Pethtel also took the boots he wore during the shooting and hid them in a building under a tarp, according to court documents.
When deputies contacted the two around 6 p.m., Pethtel pointed them toward a .22 caliber rifle hanging on a gun rack at the home. Investigators also recovered the handgun used in the shooting.
Pethtel is not legally permitted to have guns because he is a convicted felon in Oregon and Idaho.
According to court documents, he and the woman said they kept the guns belonging to a family member to protect themselves from wolves and for everyday carry because they were in a wilderness area.

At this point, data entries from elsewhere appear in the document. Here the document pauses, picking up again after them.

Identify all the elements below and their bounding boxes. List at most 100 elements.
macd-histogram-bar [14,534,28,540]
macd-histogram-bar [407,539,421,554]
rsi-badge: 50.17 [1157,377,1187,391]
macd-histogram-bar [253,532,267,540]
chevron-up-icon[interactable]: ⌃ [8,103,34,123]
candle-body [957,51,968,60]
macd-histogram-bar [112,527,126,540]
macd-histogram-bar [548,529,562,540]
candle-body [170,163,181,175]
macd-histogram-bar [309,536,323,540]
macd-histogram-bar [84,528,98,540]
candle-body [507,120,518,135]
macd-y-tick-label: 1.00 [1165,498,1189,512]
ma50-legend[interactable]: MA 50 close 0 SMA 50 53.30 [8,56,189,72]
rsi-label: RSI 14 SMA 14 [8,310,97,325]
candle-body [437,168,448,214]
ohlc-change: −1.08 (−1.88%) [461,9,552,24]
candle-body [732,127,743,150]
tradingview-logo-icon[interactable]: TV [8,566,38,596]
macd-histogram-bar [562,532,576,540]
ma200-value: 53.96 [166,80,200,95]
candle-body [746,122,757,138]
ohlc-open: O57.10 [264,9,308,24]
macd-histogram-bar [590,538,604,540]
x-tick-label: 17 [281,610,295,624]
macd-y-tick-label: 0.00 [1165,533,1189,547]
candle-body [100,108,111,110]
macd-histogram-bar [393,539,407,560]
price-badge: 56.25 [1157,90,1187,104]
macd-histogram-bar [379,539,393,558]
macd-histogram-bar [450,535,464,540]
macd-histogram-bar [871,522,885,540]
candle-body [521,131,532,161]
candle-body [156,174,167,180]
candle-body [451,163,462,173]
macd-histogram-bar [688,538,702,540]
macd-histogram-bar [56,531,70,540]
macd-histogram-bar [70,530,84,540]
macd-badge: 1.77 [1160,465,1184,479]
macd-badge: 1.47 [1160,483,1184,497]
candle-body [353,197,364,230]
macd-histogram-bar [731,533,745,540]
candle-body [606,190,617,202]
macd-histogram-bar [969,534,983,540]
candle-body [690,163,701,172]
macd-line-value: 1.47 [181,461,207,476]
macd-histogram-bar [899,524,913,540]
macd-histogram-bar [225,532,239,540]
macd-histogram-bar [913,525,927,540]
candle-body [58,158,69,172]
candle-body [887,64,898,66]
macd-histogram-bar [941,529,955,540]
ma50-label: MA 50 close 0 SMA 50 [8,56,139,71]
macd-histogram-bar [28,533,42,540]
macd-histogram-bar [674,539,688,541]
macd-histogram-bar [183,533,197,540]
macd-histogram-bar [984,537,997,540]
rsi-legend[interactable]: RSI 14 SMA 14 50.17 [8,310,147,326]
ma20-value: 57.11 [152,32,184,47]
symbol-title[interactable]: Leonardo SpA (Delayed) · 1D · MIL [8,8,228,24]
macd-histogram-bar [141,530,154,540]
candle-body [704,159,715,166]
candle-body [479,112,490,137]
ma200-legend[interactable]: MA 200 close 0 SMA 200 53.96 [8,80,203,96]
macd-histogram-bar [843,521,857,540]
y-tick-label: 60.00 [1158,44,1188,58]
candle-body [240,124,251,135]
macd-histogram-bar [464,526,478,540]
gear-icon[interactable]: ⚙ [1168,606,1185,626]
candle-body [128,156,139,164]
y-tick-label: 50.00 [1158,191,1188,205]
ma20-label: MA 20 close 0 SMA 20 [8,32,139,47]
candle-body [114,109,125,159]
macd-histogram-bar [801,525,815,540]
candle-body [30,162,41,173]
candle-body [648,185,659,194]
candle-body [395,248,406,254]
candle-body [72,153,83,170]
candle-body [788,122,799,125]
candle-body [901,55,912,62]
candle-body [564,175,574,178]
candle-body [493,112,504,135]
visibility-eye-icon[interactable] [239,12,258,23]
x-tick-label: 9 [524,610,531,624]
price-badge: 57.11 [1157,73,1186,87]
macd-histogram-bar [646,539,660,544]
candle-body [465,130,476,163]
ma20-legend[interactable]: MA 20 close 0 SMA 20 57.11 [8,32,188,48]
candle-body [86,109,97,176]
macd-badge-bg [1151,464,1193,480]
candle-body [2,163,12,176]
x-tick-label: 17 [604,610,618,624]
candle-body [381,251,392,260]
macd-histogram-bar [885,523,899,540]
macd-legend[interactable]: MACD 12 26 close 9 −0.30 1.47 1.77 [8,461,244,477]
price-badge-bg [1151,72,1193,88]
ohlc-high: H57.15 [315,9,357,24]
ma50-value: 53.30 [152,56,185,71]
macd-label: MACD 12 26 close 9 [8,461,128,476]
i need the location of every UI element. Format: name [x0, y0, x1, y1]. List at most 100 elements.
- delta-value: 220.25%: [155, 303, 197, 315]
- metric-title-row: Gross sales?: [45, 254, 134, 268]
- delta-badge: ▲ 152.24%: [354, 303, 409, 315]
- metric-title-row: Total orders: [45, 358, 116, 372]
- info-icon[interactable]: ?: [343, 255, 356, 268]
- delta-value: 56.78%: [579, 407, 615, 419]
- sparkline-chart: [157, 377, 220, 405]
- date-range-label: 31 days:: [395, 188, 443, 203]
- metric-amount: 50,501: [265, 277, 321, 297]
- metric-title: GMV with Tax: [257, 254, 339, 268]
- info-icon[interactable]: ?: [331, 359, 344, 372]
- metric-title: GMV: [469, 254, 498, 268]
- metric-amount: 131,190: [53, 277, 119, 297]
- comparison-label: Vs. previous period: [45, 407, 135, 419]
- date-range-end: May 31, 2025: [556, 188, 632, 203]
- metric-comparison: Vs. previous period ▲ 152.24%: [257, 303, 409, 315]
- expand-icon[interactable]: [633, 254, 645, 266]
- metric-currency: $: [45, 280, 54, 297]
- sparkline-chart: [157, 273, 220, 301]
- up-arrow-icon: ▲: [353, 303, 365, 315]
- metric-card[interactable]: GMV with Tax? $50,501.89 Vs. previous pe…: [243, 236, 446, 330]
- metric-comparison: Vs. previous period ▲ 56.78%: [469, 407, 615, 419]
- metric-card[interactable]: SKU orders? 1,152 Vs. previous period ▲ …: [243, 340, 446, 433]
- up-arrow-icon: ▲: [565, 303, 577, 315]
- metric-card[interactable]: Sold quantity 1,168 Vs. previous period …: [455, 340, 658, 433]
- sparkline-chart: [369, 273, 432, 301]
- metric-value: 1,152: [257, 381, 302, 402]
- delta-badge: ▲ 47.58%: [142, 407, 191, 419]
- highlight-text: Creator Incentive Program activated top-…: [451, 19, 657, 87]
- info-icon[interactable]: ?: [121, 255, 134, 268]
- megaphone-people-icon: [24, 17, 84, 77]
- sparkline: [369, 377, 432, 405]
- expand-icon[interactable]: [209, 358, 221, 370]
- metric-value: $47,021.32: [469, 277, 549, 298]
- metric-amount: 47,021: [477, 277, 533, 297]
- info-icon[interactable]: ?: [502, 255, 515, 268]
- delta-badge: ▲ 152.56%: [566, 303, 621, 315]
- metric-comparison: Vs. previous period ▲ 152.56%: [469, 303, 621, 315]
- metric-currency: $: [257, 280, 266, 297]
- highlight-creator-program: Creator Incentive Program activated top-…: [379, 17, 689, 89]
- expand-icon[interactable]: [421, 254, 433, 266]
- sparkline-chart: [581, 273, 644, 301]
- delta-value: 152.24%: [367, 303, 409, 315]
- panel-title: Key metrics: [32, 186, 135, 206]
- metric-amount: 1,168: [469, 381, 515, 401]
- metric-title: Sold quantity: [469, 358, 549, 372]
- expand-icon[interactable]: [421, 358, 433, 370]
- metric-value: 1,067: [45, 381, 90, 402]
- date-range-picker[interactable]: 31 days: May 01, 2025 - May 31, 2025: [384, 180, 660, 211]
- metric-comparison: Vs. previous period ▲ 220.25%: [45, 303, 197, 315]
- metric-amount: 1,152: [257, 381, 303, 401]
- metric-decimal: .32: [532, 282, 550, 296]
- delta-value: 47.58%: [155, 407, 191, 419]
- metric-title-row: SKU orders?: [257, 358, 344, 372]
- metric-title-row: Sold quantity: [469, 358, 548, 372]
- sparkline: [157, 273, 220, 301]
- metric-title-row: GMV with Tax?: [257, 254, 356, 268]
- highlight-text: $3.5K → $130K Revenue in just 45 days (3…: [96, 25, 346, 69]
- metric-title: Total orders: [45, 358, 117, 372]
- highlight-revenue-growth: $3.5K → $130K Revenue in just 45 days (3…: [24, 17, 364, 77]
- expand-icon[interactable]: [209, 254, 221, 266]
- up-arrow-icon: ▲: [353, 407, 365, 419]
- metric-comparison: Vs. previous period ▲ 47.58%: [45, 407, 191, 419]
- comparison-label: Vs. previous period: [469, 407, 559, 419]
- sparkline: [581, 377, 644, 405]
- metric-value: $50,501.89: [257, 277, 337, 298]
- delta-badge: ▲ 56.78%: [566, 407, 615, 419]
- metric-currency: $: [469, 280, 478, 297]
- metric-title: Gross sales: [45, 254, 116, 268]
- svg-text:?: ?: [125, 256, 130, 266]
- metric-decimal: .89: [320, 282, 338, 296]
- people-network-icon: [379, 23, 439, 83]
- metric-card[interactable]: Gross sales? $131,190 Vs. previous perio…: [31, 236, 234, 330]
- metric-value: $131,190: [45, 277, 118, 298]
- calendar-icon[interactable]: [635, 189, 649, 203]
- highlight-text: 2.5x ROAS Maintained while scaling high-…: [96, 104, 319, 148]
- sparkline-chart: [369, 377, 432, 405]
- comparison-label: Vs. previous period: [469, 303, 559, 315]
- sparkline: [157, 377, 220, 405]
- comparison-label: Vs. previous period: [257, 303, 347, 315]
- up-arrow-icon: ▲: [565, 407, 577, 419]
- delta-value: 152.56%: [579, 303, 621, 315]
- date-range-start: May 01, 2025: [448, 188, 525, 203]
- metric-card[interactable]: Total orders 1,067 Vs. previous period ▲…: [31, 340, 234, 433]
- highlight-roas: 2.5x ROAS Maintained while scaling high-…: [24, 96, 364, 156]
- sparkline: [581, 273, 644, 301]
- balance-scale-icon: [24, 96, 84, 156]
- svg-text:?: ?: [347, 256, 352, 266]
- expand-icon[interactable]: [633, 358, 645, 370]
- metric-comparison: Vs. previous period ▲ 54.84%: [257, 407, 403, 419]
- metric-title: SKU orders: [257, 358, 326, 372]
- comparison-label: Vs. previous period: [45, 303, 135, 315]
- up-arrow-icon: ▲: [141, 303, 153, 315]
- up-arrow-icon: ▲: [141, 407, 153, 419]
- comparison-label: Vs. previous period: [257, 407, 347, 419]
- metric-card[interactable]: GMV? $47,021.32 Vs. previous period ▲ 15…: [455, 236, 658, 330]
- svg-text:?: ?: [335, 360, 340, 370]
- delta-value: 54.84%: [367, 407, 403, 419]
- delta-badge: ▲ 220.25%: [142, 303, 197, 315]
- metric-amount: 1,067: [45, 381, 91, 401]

“Each felt their safety from wolves outweighed the felony conviction restrictions of Pethtel in regard to firearm possession,” the probable cause statement reads.
Deputies say Pethtel then tried to fabricate a story about what happened.
He sent Facebook messages to others, saying (name redacted) became intoxicated and upset. The messages then said (name redacted) drove away from the house in the truck with the ATV and a .22 handgun.
“That was the last time either Pethtel or (name redacted) had seen (name redacted) and they had no information as to his whereabouts when contacted by law enforcement on this date,” the affidavit reads. “The Facebook texts were an attempt to cover up Pethtel’s and (name redacted) involvements in this vehicle accident and apparent unlawful death scene.”
Pethtel was taken into custody and booked into the Ada County Jail before being transferred to the Lemhi County Jail.